By Chuck Mikolajczak
NEW YORK, Dec 8 (Reuters) - Benchmark U.S. 10-year Treasury yields rose on Monday, with yields picking up steam to the upside, after a powerful earthquake hit Japan and as investors were preparing for the Federal Reserve's next policy announcement.
A magnitude 7.6 earthquake shook Japan's northeast region, prompting tsunami warnings and orders for residents to evacuate.
The Bank of Japan has been under pressure to hike interest rates to combat inflation and attempt to stoke economic growth, and was expected to proceed with an increase in borrowing costs at its policy meeting next week.
"This is coming from a government that already seems to be looking for ways to try to promote economic growth, the earthquake, in my view, would be somewhat inflationary, which is the issue that they've been trying to control," said Jim Barnes, director of fixed income at Bryn Mawr Trust in Berwyn, Pennsylvania.
"Knowing that an earthquake occurs, that's just going to fan that same concern."
FED EXPECTED TO CUT INTEREST RATES
The yield on the benchmark U.S. 10-year Treasury note US10YT=TWEB rose 4.9 basis points to 4.188% after reaching 4.19%, its highest level since September 26 and was on track for a third straight session of gains.
The yield on the 30-year bond US30YT=TWEB rose 3.8 basis points to 4.833%, its highest level since September 5.
Market participants were also awaiting a U.S. central bank policy decision on Wednesday.
Expectations that the Fed will cut its policy rate by 25 basis points stand at 87.4%, according to CME Group's FedWatch Tool.
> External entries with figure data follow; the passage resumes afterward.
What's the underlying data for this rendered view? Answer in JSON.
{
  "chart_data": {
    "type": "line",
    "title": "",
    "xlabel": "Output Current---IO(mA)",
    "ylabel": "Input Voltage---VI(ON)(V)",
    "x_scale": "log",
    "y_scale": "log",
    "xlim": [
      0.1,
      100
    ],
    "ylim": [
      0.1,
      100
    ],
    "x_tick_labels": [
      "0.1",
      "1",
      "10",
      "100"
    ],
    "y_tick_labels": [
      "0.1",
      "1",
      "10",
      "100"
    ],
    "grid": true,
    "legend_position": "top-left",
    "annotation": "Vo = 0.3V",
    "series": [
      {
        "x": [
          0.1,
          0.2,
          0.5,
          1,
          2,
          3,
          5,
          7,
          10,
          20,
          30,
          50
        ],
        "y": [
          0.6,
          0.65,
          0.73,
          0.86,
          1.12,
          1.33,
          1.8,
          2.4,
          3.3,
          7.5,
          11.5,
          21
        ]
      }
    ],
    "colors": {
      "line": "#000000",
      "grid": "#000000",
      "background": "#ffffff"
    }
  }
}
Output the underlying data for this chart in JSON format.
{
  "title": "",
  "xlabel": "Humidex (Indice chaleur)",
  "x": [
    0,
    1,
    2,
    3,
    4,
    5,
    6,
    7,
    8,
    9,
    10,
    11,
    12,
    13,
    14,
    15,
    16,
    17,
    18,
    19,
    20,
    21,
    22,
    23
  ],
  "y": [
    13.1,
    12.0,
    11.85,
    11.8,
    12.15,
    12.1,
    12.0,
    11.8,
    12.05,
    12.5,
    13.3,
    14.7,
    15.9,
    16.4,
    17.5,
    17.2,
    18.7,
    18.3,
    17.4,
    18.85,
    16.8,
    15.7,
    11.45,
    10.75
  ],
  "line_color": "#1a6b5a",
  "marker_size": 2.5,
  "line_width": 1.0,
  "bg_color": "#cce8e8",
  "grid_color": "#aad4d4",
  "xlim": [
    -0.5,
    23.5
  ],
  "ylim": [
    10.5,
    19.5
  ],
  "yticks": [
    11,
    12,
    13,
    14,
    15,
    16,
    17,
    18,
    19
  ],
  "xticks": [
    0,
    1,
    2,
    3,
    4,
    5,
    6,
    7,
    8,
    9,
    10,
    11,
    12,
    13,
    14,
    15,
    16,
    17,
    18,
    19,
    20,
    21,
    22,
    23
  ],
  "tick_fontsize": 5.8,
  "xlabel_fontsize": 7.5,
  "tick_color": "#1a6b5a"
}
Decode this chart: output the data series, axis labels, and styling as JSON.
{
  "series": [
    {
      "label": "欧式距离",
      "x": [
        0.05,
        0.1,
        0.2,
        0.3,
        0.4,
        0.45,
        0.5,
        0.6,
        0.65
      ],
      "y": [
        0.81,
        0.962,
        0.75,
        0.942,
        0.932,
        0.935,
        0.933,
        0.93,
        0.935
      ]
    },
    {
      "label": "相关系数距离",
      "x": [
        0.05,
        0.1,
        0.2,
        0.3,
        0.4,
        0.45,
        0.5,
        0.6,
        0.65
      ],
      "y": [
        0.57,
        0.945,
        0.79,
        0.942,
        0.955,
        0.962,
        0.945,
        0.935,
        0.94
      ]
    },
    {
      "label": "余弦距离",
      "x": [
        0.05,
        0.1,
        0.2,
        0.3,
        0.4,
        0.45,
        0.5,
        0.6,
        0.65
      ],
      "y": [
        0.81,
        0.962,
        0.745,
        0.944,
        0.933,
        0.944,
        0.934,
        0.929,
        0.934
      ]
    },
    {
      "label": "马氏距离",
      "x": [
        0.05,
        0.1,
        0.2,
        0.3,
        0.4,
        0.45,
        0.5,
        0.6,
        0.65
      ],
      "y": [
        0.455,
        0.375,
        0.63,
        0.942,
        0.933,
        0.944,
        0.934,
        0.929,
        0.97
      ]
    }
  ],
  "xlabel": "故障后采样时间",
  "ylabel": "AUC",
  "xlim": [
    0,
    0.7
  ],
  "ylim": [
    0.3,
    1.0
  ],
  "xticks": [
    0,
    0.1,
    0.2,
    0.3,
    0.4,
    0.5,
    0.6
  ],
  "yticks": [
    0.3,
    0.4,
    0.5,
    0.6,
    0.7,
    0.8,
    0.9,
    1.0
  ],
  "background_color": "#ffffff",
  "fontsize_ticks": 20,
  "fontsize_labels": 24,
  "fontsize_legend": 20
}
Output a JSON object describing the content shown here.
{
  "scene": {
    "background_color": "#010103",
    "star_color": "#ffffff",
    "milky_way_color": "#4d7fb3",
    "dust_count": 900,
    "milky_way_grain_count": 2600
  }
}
Markets were pricing in less than a 30% chance of a cut until comments from Fed officials in recent weeks spurred a reversal in expectations.
"We anticipate that the rate cut will take place, but there seems to be disagreement within the Fed regarding both the current economic outlook and the appropriate pace of future easing. The market could be reacting to thinking that there's the potential for too much easing, which would reaccelerate inflation," said JoAnne Bianco, partner and senior investment strategist at BondBloxx Investment Management in Chicago.
A closely watched part of the U.S. Treasury yield curve measuring the gap between yields on two- and 10-year Treasury notes US2US10=TWEB, seen as an indicator of economic expectations, was at a positive 58.0 basis points.
More supply will come to the market this week as Treasury auctions $58 billion in three-year notes US3YT=RR on Monday, $39 billion in 10-year notes on Tuesday and $22 billion in 30-year bonds on Thursday.
The two-year US2YT=TWEB U.S. Treasury yield, which typically moves in step with Fed interest rate expectations, rose 4.2 basis points to 3.606% after climbing to 3.61%, its highest level since November 20.
The breakeven rate on five-year U.S. Treasury Inflation-Protected Securities (TIPS) US5YTIP=TWEB was last at 2.352% after closing at 2.342% on Friday.
The 10-year TIPS breakeven rate US10YTIP=TWEB was last at 2.278%, indicating the market sees inflation averaging about 2.3% a year for the next decade.